Este fallo sistémico se traduce en un uso desigual de la justicia y en un tratamiento que carece de uniformidad, generando inseguridad jurídica y debilitando la confianza en la imparcialidad del sistema. Además, revela una tendencia inquietante hacia un poder judicial que, en lugar de actuar como garante de derechos, puede convertirse en una herramienta de control y vulneración de la privacidad, sin que exista un adecuado contrapoder que equilibre sus decisiones.

Es irónico, incluso paradójico, que el procedimiento en contra del Fiscal General se origine en una supuesta revelación de secretos a un medio de comunicación. Y, sin embargo, no podemos asegurar que los datos obtenidos de sus dispositivos no acaben, a su vez, en manos de otros medios de comunicación. La historia nos muestra que este tipo de datos suelen terminar en el ojo público, generando un ciclo de filtraciones que atenta contra el respeto al secreto y la confidencialidad judicial, pilares de un proceso justo y equilibrado.

La falta de garantías de confidencialidad para los datos obtenidos refleja una vulnerabilidad en el sistema, que expone a cualquier investigado al escrutinio público a través de filtraciones, y que afecta tanto a la credibilidad de la justicia como a la privacidad de los afectados. Esta paradoja erosiona el principio de proporcionalidad y pone en tela de juicio la legitimidad de un procedimiento que, al intentar investigar una revelación de secretos, corre el riesgo de convertirse en una nueva fuente de exposición mediática no regulada.

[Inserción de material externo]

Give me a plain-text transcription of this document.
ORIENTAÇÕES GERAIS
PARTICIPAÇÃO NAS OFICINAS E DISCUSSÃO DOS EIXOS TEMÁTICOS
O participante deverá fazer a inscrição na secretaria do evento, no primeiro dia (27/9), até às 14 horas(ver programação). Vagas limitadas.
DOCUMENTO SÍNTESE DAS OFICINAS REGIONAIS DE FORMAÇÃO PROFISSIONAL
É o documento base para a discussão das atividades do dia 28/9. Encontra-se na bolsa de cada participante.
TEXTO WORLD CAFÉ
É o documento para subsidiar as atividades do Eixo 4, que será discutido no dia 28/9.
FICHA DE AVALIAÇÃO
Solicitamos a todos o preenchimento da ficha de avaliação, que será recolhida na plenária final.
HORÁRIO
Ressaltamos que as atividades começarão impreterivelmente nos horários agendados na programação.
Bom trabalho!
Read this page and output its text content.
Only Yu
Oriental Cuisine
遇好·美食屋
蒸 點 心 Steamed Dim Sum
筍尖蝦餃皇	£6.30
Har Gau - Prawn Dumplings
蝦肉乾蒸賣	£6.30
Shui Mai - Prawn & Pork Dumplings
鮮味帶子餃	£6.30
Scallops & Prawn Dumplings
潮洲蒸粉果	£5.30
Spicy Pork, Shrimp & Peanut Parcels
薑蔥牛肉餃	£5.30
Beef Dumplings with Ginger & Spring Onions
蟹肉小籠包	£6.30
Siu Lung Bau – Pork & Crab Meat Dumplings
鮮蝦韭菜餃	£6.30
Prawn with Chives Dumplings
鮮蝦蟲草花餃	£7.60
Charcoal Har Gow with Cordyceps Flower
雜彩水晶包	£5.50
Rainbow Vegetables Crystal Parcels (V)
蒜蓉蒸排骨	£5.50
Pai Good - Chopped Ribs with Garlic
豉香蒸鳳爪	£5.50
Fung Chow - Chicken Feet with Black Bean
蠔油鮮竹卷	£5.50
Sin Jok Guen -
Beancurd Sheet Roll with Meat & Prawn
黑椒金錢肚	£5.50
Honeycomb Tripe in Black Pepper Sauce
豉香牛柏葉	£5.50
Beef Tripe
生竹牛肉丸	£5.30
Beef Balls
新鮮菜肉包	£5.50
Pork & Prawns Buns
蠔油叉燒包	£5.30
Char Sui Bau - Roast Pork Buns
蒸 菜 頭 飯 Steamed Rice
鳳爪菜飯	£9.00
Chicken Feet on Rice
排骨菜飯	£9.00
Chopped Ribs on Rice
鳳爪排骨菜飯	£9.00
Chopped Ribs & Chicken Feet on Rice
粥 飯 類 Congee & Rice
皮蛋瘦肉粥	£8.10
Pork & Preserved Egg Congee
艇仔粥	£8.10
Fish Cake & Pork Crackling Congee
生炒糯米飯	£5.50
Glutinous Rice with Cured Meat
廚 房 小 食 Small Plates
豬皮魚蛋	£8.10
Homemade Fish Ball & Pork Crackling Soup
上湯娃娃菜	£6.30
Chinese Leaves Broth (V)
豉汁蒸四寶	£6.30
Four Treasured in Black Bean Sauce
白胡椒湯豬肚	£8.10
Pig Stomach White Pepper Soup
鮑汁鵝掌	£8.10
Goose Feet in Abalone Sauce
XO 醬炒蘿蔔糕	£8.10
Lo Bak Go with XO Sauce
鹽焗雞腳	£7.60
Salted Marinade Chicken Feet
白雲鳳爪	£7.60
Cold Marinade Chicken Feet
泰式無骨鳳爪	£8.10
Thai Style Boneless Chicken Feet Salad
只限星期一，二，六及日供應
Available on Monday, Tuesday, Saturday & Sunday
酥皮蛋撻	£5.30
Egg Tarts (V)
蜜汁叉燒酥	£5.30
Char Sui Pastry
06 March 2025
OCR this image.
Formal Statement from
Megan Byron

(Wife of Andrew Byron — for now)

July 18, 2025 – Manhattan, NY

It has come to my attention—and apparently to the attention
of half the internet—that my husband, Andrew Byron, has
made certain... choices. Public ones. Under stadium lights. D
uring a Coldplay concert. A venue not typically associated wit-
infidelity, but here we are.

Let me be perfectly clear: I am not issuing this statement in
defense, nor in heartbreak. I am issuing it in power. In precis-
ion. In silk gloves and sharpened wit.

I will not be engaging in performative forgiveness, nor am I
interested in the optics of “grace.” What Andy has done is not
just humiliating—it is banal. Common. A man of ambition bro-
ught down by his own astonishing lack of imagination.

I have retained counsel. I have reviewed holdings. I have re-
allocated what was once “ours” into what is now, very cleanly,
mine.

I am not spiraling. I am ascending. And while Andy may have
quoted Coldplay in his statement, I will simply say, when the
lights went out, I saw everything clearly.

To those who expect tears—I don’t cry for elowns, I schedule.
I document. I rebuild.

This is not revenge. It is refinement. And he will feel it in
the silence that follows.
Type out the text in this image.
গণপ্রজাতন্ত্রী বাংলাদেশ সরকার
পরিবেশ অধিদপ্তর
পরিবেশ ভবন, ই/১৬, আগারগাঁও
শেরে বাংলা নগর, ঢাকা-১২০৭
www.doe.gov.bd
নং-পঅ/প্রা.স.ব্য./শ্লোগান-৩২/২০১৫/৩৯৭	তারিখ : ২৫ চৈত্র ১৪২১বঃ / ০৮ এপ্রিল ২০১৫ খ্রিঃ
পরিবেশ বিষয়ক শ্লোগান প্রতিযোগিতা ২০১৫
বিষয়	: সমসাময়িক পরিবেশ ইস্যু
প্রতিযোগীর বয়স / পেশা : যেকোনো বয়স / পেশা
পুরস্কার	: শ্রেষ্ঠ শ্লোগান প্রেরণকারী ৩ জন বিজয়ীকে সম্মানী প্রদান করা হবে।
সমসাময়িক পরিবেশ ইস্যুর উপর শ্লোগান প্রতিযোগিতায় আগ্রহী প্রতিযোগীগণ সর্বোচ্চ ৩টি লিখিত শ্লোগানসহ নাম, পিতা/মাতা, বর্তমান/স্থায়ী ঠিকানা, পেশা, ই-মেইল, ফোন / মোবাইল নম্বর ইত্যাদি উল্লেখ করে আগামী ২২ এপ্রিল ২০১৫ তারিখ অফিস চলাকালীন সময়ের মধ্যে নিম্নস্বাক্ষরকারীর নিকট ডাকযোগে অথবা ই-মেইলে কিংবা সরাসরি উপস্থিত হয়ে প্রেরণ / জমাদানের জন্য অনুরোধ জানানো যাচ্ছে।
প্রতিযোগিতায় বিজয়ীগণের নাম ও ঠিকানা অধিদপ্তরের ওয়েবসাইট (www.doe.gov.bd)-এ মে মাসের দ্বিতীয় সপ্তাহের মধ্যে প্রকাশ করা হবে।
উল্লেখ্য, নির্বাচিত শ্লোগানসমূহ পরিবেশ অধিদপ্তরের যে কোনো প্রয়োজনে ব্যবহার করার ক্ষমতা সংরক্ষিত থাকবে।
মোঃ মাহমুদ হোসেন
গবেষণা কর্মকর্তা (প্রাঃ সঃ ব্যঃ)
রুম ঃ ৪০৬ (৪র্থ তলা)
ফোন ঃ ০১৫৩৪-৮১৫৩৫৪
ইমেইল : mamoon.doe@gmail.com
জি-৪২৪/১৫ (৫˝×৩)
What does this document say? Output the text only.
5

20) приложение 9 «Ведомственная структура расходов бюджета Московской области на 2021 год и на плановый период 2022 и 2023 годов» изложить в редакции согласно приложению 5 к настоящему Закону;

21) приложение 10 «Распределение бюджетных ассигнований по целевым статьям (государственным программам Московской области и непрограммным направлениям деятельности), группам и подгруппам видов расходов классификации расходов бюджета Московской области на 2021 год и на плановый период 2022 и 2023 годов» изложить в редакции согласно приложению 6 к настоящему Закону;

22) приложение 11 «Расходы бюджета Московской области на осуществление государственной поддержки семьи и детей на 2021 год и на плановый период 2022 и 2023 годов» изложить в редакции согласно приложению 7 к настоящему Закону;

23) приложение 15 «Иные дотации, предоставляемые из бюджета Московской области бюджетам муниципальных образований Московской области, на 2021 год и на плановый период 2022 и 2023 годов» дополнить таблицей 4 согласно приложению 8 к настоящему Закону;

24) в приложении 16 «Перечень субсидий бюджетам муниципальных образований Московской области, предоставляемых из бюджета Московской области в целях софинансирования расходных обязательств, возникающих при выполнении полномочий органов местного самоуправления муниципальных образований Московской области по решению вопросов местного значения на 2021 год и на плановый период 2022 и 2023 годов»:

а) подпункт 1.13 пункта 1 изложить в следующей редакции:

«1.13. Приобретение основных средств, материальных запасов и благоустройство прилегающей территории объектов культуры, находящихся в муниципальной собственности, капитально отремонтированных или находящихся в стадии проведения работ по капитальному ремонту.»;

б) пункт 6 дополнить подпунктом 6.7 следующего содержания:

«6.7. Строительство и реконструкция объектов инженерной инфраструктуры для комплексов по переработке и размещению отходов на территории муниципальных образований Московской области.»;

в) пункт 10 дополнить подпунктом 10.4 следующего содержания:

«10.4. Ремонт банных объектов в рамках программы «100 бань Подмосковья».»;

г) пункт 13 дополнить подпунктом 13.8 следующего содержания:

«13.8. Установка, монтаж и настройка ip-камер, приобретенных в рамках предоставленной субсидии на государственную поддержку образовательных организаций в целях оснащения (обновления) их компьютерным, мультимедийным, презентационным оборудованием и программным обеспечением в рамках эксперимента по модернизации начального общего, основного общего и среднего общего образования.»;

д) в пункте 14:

Sin un control adecuado sobre la confidencialidad de los datos y sin garantías de que el acceso a la información esté regulado, la justicia corre el riesgo de dejar de ser un bastión de derechos, convirtiéndose en un canal de filtraciones y prejuicios. Este ciclo de vulneración y exposición de datos muestra una fragilidad en el sistema que, lejos de proteger los derechos fundamentales, los convierte en un bien desechable ante las necesidades del poder. En última instancia, esta paradoja debilita la confianza ciudadana en el sistema de justicia, un pilar fundamental para cualquier democracia.